Au-delà des rebondissements subtils que ménage notre auteur pour nous tenir en haleine, nous retenons ici l’habileté de la construction, dans ce récit qui alterne les narrateurs ainsi que les modes de narration. En bon scénariste, Boyd ne néglige pas l’intérêt des dialogues pour faire progresser l’action. Toutefois, il leur adjoint avec malice les digressions appliquées de Lysander dans son « journal de lui-même », un exercice conseillé par son psychanalyste, auquel il donne le titre d’« investigations autobiographiques ». Tout l’art de Boyd réside dans ce savant entrelacs, qui nous fait douter de tout et de tous, tant la barrière entre le réel et l’imagination est poreuse, s’évertue-t-il à nous rappeler.
Boyd s’amuse au passage à confronter notre héros à moult figures imposées de la psychanalyse, de la dette envers le père aux réminiscences coupables, le tout dans un contexte politique de plus en plus tendu. Boyd plante les décors comme il campe les personnages, et navigue en toute aisance de Vienne à Londres, et des tranchées aux galeries d’art. Un roman intriguant, qui nous rappelle sans ambages le rôle déterminant de la « fonction fabulatrice » chez l’Homme.
William Boyd vient d’être désigné pour rédiger la suite des aventures de James Bond, et prolonger ainsi l’œuvre de Ian Fleming, après Sebastian Faulk et Jeffery Deaver : gageons que 007, à défaut de plomb dans la cervelle, saura désormais user de l’arme psychologique…

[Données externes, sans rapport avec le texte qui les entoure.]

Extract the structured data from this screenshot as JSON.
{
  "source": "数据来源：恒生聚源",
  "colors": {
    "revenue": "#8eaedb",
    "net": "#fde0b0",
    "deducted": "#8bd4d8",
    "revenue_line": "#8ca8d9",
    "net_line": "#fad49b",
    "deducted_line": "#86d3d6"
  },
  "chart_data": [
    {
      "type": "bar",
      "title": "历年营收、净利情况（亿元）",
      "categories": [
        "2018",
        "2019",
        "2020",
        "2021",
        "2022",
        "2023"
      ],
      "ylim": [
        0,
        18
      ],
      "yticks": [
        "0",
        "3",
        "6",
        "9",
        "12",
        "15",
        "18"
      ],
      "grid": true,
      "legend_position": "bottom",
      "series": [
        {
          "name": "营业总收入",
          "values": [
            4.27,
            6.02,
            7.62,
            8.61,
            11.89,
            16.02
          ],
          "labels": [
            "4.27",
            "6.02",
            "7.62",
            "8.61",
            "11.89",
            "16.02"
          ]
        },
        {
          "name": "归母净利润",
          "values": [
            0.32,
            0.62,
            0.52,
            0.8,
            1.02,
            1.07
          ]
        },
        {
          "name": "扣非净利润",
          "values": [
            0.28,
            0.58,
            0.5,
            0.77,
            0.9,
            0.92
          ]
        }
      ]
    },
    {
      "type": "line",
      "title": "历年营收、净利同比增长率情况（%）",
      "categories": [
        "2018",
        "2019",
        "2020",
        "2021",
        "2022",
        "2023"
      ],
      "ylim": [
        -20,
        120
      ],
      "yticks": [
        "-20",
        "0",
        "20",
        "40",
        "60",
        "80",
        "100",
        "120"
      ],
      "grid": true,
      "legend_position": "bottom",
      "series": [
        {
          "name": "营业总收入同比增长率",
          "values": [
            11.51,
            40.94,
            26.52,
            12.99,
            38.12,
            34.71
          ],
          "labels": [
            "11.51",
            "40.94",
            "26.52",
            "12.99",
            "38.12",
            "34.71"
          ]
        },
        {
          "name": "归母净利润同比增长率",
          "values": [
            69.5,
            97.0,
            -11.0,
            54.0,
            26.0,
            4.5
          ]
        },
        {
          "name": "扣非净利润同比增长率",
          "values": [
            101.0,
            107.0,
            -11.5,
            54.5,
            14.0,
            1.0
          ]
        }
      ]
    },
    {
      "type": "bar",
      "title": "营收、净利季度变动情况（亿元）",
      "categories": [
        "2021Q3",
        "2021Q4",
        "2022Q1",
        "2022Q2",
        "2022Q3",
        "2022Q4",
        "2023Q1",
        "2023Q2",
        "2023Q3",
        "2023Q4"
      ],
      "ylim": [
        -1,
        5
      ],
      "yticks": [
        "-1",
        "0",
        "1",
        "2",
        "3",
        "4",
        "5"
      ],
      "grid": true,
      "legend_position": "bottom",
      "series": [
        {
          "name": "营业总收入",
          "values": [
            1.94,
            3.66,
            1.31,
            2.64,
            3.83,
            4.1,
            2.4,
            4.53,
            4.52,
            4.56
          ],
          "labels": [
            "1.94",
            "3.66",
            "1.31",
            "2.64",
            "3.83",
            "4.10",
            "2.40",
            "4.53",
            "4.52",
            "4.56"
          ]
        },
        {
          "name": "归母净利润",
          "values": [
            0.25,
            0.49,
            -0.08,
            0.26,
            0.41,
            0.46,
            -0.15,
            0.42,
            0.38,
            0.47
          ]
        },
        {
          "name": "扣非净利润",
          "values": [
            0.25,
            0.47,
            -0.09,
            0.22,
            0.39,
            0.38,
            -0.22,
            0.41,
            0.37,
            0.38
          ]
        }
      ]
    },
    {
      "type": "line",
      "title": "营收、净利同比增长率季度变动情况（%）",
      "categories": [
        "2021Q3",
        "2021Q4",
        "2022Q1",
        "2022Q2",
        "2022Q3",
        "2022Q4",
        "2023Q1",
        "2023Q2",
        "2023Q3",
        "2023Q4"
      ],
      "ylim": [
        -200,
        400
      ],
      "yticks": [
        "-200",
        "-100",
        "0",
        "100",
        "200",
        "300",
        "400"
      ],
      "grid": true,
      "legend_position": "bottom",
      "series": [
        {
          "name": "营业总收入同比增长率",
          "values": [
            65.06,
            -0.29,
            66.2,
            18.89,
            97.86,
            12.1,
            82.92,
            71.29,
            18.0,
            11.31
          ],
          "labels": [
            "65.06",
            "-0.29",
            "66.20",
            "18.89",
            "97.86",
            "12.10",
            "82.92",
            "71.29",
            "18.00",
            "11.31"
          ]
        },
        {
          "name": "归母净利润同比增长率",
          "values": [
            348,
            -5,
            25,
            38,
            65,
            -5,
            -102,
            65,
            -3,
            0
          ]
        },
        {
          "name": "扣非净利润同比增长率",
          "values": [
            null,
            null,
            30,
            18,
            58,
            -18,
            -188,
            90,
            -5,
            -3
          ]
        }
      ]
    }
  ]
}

« La vitesse à laquelle on se plie aux circonstances les plus étranges l’étonnait toujours – voilà que je prends un verre avec une femme qui a tenté de m’assassiner, songea-t-il. Il la dévisagea à travers la table et enregistra son absence de colère, d’indignation. Tout ce qu’il voyait, c’était une femme très séduisante, vêtue avec élégance. » p. 357
L’attente de l’aube, William Boyd, traduit de l’anglais par Christiane Besse, éd. du Seuil, 416 p., 22 €.